NEIL’S MEMORIES OF Bloody Sunday would come back to you, Milo darling, when a similar massacre took place in Brazil in August 1993. On pretext that four cops had been murdered by young drug lords, the Rio police stormed into cafés and private homes in the favela of Vigário Geral, opening fire at random. Twenty-one people were killed, none of whom was connected to the drug world in any way. History repeats itself, horrors rhyme and you, Astuto, were so porous, so sensitive to the tales of others, and yourself so unrooted in a particular time and place that the bloody rebellions and repressions that haunted your bad dreams and black holes could have been unfolding in Dublin, Montreal, or Rio. .
CUT TO A sumptuous panoramic shot of the Mauricie region from on high. The camera will move simultaneously through space and time. Trees sprout leaves that change color, fall off, sprout green again (we’re reminded of one of Awinita’s cartoon fantasies). . Snow falls and melts, animals materialize and vanish. . And in each season we will see Neil — dressed now in heavy winter gear, now in a T-shirt and light trousers, now in a red-and-black- or green-and-black-checkered wool shirt — working with other men, lopping branches off trees, inserting taps into trunks, pouring golden syrup from barrels into bottles, making maple taffy. .
Voice-over: Neil as an old man, talking to his grandson.
It wasn’t easy for me to get used to living here, Milo. It felt uncanny, not to say immoral, to be dealing with moose and maple syrup as my country sank into hell. A month after Bloody Sunday, in December 1920, Westminster passed Lloyd George’s Government of Ireland Act, effectively separating Northern from Southern Ireland. The North said yea, the South said nay, and they’ve never changed their minds since.
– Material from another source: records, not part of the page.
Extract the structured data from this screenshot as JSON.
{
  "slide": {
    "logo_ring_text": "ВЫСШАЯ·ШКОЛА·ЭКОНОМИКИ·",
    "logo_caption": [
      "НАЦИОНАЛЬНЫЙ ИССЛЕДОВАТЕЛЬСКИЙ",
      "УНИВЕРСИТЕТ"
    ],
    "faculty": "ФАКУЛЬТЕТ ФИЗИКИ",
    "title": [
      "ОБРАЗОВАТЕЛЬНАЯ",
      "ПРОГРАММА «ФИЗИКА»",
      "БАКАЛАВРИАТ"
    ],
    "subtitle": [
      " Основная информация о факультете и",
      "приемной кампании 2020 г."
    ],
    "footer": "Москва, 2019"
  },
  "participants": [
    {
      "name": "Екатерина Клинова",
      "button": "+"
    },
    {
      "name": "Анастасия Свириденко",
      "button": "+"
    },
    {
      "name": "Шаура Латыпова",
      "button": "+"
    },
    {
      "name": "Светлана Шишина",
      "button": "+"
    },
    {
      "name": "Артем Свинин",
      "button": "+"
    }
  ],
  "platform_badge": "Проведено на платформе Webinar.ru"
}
All through the spring I could think of nothing else. I was desperate to join the Irish Republican Army, now run by Michael Collins and the brilliant, ebullient young Seán MacBride. Remember I told you about Maud Gonne and John MacBride? Well, this was their son. Like myself a few years earlier, he was taking a law degree when politics claimed his soul. At sixteen, he became the youngest lieutenant in the Irish Republican Army. In May, they took over the Customhouse and laid waste to it. Milo, it took my breath away! The Customhouse — the most conspicuous and detested symbol of British power in Ireland, after Dublin Castle — a heap of smoking ruins! The whole British administration paralyzed! Meanwhile Yeats, in London, went on churning out Irish plays and poetry; Joyce, in Paris, went on serially publishing his masterpiece Ulysses; and I, I, Milo — who had played such an important role in Ireland as lawyer, poet and rebel — what was I doing? Sitting here in Mauricie eating pork ‘n’ beans with Marie-Jeanne’s family. From the outside, an ordinary man among ordinary men. But from the inside: raging, suffering, crippled by my brain in a world of brawn.